DEAR HARRIETTE: I was married to my college sweetheart for 28 years, and she passed away three years ago. I mourned my wife's passing for about a year's time. Recently, I met this beautiful woman, and I am interested in having a meaningful relationship with her. How much time is enough to mourn a loss of a spouse before you decide to start dating again? -- Finding Love, Chicago
DEAR FINDING LOVE: It used to be that people were told not to date until at least a year after a spouse passed away. Indeed, many years ago, widows would wear black for an entire year out of respect for their husbands' passing. Those rules have relaxed considerably in most parts of the country. You would be far beyond that rule, even if it still were in place.
What's more important for you is if you feel emotionally ready to start to date again. Have you done the spiritual work that you need in order to feel strong and clear about yourself and your goals for the future? When you feel whole, you are able to bring a strong potential partner to a new relationship.

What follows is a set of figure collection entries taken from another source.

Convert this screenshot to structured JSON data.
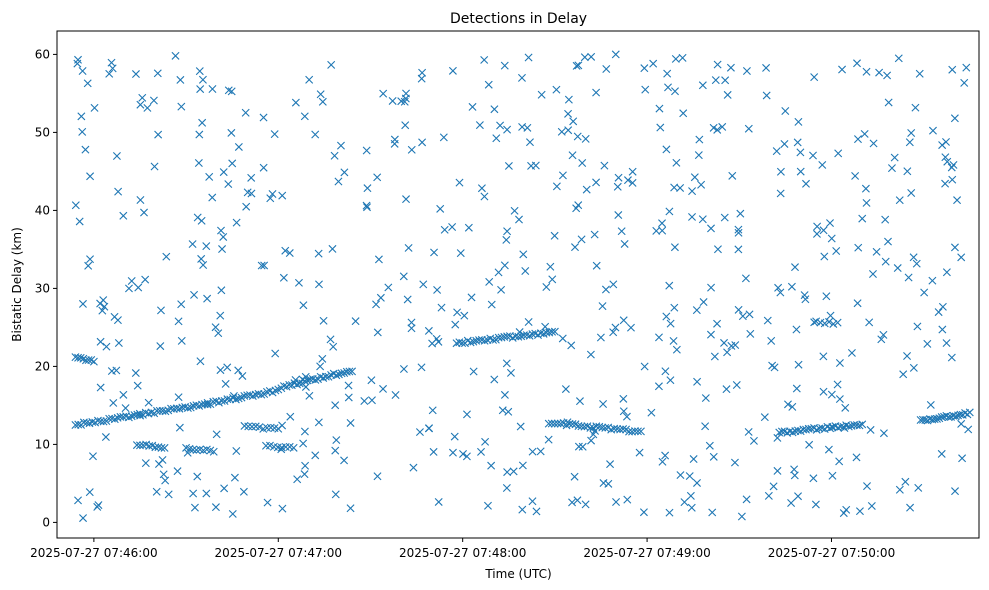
{
  "chart_data": {
    "type": "scatter",
    "title": "Detections in Delay",
    "xlabel": "Time (UTC)",
    "ylabel": "Bistatic Delay (km)",
    "marker": "x",
    "marker_color": "#1f77b4",
    "grid": false,
    "xlim": [
      "2025-07-27 07:45:48",
      "2025-07-27 07:50:48"
    ],
    "ylim": [
      -2,
      63
    ],
    "x_ticks": [
      "2025-07-27 07:46:00",
      "2025-07-27 07:47:00",
      "2025-07-27 07:48:00",
      "2025-07-27 07:49:00",
      "2025-07-27 07:50:00"
    ],
    "y_ticks": [
      0,
      10,
      20,
      30,
      40,
      50,
      60
    ],
    "tracks": [
      {
        "start": "2025-07-27 07:45:54",
        "end": "2025-07-27 07:46:37",
        "y_start": 12.5,
        "y_end": 15.2,
        "points": 48
      },
      {
        "start": "2025-07-27 07:46:37",
        "end": "2025-07-27 07:47:00",
        "y_start": 15.2,
        "y_end": 16.9,
        "points": 26
      },
      {
        "start": "2025-07-27 07:47:01",
        "end": "2025-07-27 07:47:24",
        "y_start": 17.3,
        "y_end": 19.5,
        "points": 28
      },
      {
        "start": "2025-07-27 07:47:58",
        "end": "2025-07-27 07:48:30",
        "y_start": 23.0,
        "y_end": 24.4,
        "points": 36
      },
      {
        "start": "2025-07-27 07:48:28",
        "end": "2025-07-27 07:48:58",
        "y_start": 12.8,
        "y_end": 11.6,
        "points": 32
      },
      {
        "start": "2025-07-27 07:49:43",
        "end": "2025-07-27 07:50:10",
        "y_start": 11.5,
        "y_end": 12.6,
        "points": 32
      },
      {
        "start": "2025-07-27 07:50:29",
        "end": "2025-07-27 07:50:45",
        "y_start": 13.0,
        "y_end": 14.0,
        "points": 22
      },
      {
        "start": "2025-07-27 07:45:54",
        "end": "2025-07-27 07:46:00",
        "y_start": 21.2,
        "y_end": 20.7,
        "points": 8
      },
      {
        "start": "2025-07-27 07:46:14",
        "end": "2025-07-27 07:46:23",
        "y_start": 10.0,
        "y_end": 9.6,
        "points": 10
      },
      {
        "start": "2025-07-27 07:46:30",
        "end": "2025-07-27 07:46:39",
        "y_start": 9.5,
        "y_end": 9.2,
        "points": 9
      },
      {
        "start": "2025-07-27 07:46:49",
        "end": "2025-07-27 07:47:00",
        "y_start": 12.3,
        "y_end": 12.0,
        "points": 10
      },
      {
        "start": "2025-07-27 07:46:56",
        "end": "2025-07-27 07:47:05",
        "y_start": 9.8,
        "y_end": 9.6,
        "points": 8
      },
      {
        "start": "2025-07-27 07:49:55",
        "end": "2025-07-27 07:50:02",
        "y_start": 25.7,
        "y_end": 25.5,
        "points": 6
      }
    ],
    "scattered": {
      "count": 640,
      "start": "2025-07-27 07:45:54",
      "end": "2025-07-27 07:50:45",
      "y_min": 0.5,
      "y_max": 60
    }
  }
}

If you feel that you want to explore a relationship with this woman, you should be completely honest with her. Talk about your life when you were married and what type of relationship you had with your wife. Talk about what you value in a partnership and what you hope to experience moving forward. Find out what her interests and desires are. By talking openly about who you are and what you want in life, you can learn from each other whether you could be a good fit. Take your time.